Sur Liberté politique, Constance Prazel dénonce la fraude des mots :
[…] Nous vivons dans un monde parallèle, où les mots ne signifient plus ce qu’ils devraient signifier, ou signifient ce qu’ils ne signifient pas, où les présupposés attachés à tel ou tel vocable sont si lourds que des termes autrefois anodins sont désormais passibles de déportation symbolique ou médiatique.
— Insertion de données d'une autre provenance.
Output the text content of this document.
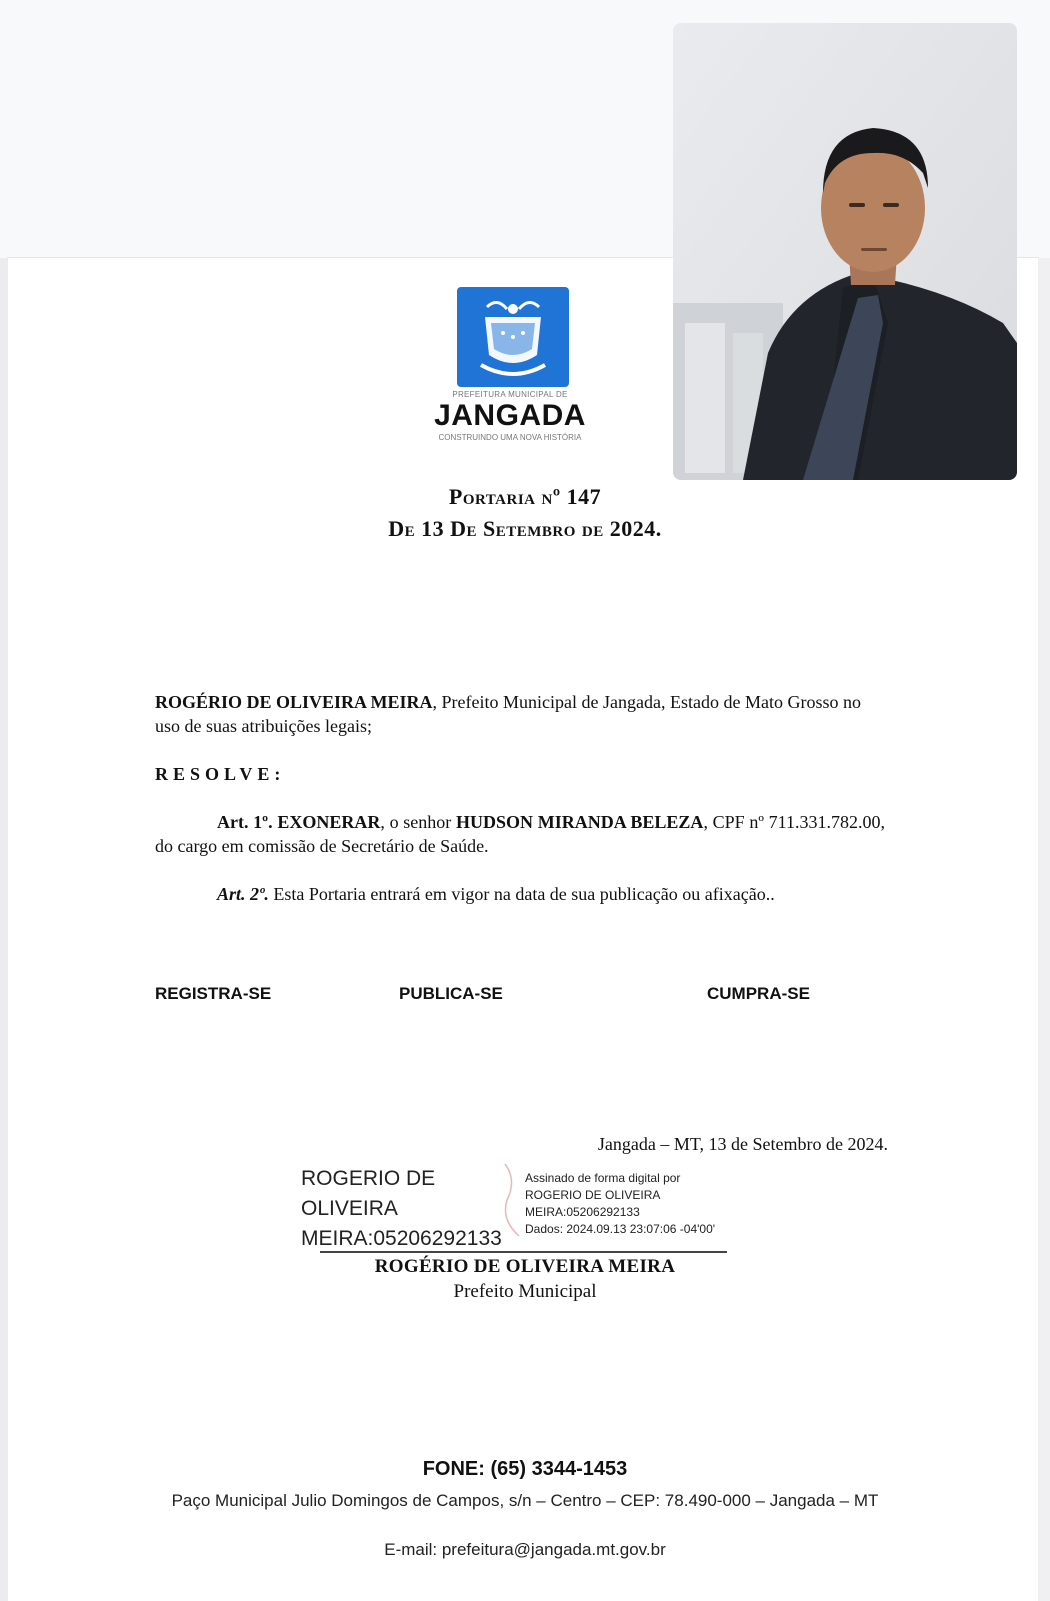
PREFEITURA MUNICIPAL DE
JANGADA
CONSTRUINDO UMA NOVA HISTÓRIA
Portaria nº 147
De 13 De Setembro de 2024.
ROGÉRIO DE OLIVEIRA MEIRA, Prefeito Municipal de Jangada, Estado de Mato Grosso no uso de suas atribuições legais;
RESOLVE:
Art. 1º. EXONERAR, o senhor HUDSON MIRANDA BELEZA, CPF nº 711.331.782.00, do cargo em comissão de Secretário de Saúde.
Art. 2º. Esta Portaria entrará em vigor na data de sua publicação ou afixação..
REGISTRA-SE	PUBLICA-SE	CUMPRA-SE
Jangada – MT, 13 de Setembro de 2024.
ROGERIO DE
OLIVEIRA
MEIRA:05206292133
Assinado de forma digital por
ROGERIO DE OLIVEIRA
MEIRA:05206292133
Dados: 2024.09.13 23:07:06 -04'00'
ROGÉRIO DE OLIVEIRA MEIRA
Prefeito Municipal
FONE: (65) 3344-1453
Paço Municipal Julio Domingos de Campos, s/n – Centro – CEP: 78.490-000 – Jangada – MT
E-mail: prefeitura@jangada.mt.gov.br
Afficher sur le mur d’une station de métro parisien que « la société progressera à condition de respecter la maternité », c’est se rendre coupable de « délit d’entrave à l’IVG », comme autrefois, emballer le poisson du marché dans un journal à l’effigie de Staline vous faisait soupçonner de manquer de respect au marxisme-léninisme. L’écart qu’il y a entre les termes inoffensifs de « respecter la maternité » et le concept de « délit d’entrave à l’IVG » est plus que patent. La campagne ne parle pas de l’IVG. C’est un fait. Respecter la maternité, cela peut signifier 1001 choses : permettre aux femmes d’avoir accès aux soins remboursés pendant leur grossesse, favoriser l’accès au congé maternité pour pouvoir concilier vie familiale et vie professionnelle, aider les mères-célibataires à élever sereinement leur enfant… Toutes choses respectables et admissibles par le politiquement correct, mais ce n’est pas cette interprétation que les censeurs du temps ont retenu. Au « délit d’entrave à l’IVG » reniflé et suspecté par eux vient répondre un autre délit, bien réel celui-là, un délit de faciès idéologique, un délit d’intention : le message est irrecevable parce qu’il est proféré par une personne, par un organisme qui n’a pas le droit à l’expression publique, au nom d’une « loi des suspects » telle que ne l’aurait pas reniée la période révolutionnaire. Les ci-devant pro-vie sont suspects à partir du moment où ils ouvrent la bouche, indépendamment des propos articulés. La différence est que la justice actuelle ne conduit plus physiquement à l’échafaud ; c’est peut-être ce que l’on appelle le « progrès ».
La polémique suscitée par la campagne d’Alliance Vita est-elle vraiment étonnante ? On a envie de dire qu’elle nous consterne, sans nous surprendre, tant nous avons tendance à être mithridatisés devant les attaques du système. Là où un pas est cependant franchi vers le totalitarisme de la pensée, c’est à travers l’engagement personnel, obstiné et réitéré d’Anne Hidalgo, le maire de Paris. Non seulement elle s’est dite « choquée » par la campagne – choquée non par le contenu, qui est objectivement lisse, simple et ouvert, mais par ce que sa machine mentale à fabriquer des fantasmes idéologiques a généré – mais elle s’est immiscée de manière totalement indue entre deux entités privées assez grandes pour faire leurs affaires entre elles, en l’occurrence la société MediaTransports et l’association Vita. Bien plus encore : après la saisie du tribunal en référé, qui a abouti à la demande exécutoire de replacer les affiches pour honorer le contrat conclu entre Vita et MediaTransports, Anne Hidalgo est remontée à l’assaut, en indiquant vouloir faire appel de la décision judiciaire. Un tel acharnement témoigne d’un degré inouï d’idéologisation du débat public, un accaparement des mots par une pensée intolérante qui suspecte et se crée des ennemis sur la base de pures constructions mentales bâties dans le mépris du réel le plus élémentaire. L’adage platonicien selon lequel la perversion de la cité commence par la fraude des mots n’a jamais été autant d’actualité.
Le combat se joue maintenant dans les tribunaux, et nous saluons la détermination d’Alliance Vita d’aller jusqu’au bout, y compris auprès des autres instances chargées de l’affichage public dans l’agglomération parisienne. Il se joue aussi dans les urnes : il n’est pas possible que subsiste à la tête de la ville de Paris une figure aussi dévoyée de l’engagement politique que Madame Hidalgo, une personne qui bafoue aussi ouvertement la liberté – sans même parler de son soutien objectif à la culture de mort, nous sommes désormais au-delà même de ce combat. Quelle consternation de voir que les prises de position publiques sont inexistantes pour dénoncer la dictature en action, alors même que les manœuvres de l’actuel maire de Paris dépassent largement le fond du dossier et la question de l’IVG. Mais de cela, à droite comme à gauche, il semblerait que nul ne se soucie.